In 1974, Secretariat was inducted into the National Museum of Racing and Hall of Fame. In 1999, he was the only non-human included among ESPN’s 50 greatest athletes of the century and he became the first thoroughbred to be honored with his own U.S. Postal stamp. Outside the paddock at Belmont Park now stands a statue of Secretariat with both his front feet in the air.
Before the Triple Crown races, Secretariat’s breeding rights had been sold by Chenery for $6 million. Part of the agreement was that the thoroughbred would retire from racing after his third year.
After his Triple Crown victory, and a “Farewell to Secretariat” Day at Belmont to a crowd of 32,900, the chestnut horse was flown to Claiborne Farm in Paris, Kentucky. Here, he would sire 582 offspring, including 41 stakes winners.
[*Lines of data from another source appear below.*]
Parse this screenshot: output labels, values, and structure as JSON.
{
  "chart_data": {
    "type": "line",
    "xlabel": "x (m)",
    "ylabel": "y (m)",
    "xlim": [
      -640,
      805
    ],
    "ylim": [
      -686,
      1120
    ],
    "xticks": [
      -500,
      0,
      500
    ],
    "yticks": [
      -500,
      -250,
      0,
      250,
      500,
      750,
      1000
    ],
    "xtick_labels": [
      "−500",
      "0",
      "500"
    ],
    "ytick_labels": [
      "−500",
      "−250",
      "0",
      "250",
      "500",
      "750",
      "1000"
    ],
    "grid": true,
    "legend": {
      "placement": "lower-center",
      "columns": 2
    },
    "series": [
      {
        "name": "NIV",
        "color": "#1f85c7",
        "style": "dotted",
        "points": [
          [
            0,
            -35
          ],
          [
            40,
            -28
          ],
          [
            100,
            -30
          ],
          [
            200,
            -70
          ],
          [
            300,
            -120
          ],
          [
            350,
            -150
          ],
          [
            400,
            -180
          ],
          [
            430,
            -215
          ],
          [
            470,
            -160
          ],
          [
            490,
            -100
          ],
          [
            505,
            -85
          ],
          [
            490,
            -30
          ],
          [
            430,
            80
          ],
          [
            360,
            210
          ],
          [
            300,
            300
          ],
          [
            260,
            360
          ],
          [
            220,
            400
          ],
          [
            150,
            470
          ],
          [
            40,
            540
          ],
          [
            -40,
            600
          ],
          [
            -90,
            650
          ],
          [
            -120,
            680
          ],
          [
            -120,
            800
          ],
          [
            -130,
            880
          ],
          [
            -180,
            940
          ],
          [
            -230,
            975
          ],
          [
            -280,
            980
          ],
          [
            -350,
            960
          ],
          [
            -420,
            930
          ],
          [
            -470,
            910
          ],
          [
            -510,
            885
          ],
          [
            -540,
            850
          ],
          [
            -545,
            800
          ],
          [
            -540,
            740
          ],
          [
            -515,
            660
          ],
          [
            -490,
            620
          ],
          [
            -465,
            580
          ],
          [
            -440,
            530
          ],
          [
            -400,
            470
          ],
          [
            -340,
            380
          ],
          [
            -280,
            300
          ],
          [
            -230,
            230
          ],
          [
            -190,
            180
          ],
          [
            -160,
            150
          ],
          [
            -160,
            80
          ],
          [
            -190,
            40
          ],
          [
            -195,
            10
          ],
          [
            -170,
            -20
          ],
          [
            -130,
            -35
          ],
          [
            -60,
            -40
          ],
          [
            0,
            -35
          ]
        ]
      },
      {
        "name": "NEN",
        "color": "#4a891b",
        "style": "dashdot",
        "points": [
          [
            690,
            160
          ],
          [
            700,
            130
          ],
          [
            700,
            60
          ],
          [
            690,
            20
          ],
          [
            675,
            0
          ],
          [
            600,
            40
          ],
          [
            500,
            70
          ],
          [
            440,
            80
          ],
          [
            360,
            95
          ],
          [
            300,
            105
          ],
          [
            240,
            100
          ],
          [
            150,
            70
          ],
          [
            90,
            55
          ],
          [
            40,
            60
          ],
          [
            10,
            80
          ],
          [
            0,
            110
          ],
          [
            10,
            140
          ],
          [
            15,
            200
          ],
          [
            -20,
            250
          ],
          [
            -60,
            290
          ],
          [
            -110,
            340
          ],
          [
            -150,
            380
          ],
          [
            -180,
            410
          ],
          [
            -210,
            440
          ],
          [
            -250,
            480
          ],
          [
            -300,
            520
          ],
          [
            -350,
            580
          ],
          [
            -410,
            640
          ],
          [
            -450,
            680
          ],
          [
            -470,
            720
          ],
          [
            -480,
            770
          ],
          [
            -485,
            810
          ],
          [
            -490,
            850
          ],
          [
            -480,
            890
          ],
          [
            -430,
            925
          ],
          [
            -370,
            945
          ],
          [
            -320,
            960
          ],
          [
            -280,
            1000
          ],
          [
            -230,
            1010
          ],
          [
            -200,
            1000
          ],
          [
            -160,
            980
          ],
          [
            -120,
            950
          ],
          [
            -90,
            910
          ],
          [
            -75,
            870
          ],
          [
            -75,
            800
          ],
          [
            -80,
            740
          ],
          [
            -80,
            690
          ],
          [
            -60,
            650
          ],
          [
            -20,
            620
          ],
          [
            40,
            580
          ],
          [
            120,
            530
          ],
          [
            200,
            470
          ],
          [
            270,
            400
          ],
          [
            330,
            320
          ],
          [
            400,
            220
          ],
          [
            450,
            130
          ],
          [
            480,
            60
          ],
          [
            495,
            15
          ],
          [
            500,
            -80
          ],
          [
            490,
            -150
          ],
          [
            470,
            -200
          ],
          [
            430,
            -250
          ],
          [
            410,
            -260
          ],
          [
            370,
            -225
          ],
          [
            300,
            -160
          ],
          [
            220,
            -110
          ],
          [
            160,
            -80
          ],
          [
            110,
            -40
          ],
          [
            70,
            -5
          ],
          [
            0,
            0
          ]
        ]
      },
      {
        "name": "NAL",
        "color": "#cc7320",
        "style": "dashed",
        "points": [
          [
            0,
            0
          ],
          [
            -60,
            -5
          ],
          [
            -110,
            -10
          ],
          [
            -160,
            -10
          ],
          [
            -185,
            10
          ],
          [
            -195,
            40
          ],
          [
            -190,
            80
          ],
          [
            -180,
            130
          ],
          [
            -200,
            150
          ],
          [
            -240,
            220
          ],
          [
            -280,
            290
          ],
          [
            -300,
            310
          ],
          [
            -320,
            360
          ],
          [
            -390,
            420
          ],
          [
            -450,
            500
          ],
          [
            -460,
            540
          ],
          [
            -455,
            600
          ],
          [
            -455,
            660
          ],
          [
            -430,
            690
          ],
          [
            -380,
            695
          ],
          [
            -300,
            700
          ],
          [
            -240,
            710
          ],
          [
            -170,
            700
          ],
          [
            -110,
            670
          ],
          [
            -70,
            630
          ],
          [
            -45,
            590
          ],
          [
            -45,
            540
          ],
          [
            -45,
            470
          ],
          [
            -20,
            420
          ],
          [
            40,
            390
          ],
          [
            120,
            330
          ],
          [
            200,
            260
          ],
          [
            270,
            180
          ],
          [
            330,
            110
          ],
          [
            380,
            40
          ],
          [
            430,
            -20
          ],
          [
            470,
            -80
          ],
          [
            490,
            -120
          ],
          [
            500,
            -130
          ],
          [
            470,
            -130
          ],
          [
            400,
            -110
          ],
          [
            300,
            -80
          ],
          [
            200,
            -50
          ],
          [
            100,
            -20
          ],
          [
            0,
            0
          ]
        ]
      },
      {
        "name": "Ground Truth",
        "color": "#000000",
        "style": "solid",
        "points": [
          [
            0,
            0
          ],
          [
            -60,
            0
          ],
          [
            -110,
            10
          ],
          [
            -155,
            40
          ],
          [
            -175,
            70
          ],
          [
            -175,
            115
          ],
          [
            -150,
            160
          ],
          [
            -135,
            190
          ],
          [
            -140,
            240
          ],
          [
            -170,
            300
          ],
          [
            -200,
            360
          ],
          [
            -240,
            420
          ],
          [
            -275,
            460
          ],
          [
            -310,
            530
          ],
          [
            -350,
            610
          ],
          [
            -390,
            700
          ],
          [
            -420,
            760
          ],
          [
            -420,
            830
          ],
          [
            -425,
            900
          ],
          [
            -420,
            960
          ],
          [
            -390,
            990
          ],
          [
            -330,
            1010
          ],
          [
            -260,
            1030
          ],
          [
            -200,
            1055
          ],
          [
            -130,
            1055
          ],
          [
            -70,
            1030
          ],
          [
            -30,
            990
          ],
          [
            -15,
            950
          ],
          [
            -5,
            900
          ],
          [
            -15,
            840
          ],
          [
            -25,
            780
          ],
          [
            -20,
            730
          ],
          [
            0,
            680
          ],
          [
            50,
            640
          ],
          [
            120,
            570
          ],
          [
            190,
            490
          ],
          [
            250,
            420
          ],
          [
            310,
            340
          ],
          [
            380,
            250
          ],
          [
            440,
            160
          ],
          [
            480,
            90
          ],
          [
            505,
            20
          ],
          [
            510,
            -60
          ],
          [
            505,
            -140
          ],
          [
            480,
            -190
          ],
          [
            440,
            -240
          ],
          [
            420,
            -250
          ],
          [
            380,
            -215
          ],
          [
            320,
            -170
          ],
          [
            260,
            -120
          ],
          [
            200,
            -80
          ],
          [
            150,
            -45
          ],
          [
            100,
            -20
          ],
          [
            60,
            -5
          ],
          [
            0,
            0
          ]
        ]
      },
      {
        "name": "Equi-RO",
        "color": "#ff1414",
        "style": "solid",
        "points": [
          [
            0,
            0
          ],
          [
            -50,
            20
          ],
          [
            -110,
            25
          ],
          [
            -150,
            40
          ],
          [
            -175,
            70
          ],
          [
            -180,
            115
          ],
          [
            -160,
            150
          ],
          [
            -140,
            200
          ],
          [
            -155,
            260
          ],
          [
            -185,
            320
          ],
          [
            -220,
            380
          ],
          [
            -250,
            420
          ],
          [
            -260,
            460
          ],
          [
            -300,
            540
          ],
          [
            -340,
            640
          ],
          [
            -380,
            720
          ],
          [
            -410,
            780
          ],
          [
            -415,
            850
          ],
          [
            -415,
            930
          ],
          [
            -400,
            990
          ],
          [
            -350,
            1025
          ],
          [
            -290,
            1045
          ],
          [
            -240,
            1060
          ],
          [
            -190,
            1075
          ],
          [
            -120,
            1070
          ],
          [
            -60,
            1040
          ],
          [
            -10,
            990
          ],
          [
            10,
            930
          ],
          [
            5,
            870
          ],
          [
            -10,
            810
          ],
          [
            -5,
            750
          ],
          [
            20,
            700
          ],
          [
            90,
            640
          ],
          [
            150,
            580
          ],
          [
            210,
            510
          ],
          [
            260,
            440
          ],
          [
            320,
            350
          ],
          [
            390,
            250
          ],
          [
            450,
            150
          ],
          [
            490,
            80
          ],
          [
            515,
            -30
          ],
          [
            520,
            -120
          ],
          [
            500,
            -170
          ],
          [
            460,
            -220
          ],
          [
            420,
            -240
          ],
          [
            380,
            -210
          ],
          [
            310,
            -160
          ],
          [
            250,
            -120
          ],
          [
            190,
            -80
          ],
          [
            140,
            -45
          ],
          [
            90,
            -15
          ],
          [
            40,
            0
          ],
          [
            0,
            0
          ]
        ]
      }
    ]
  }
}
But none of his offspring ever compared to the original.
“A lot of misinformed people thought he could reproduce himself,” Claiborne manager John Sosby told People magazine in 1988. “But it just doesn’t work that way. There’s only one Secretariat.”
Indeed, when the great horse was put down in October 1989, after being diagnosed with a painful, incurable hoof condition known as laminitis, medical examiners discovered something incredible.
Dr. Thomas Swerczek, the veterinarian who performed the necropsy, reported that he found that Secretariat’s heart, weighing between 21 and 22 pounds, was the largest he had ever seen in a horse.
“We were all shocked,” Swerczek told Sports Illustrated in 1990. “I’ve seen and done thousands of autopsies on horses, and nothing I’d ever seen compared to it.” It was approximately twice the normal size.
Secretariat passed away on October 4th, 1989 at the young age of 19, by euthanasia because of chronic Laminitis. He is one of the few racehorses to be buried whole – usually only the head, the heart, and the hooves of winning race horses are buried.
Secretariat was a great horse and great athlete and truly one of the Fastest Horse Breeds In The World.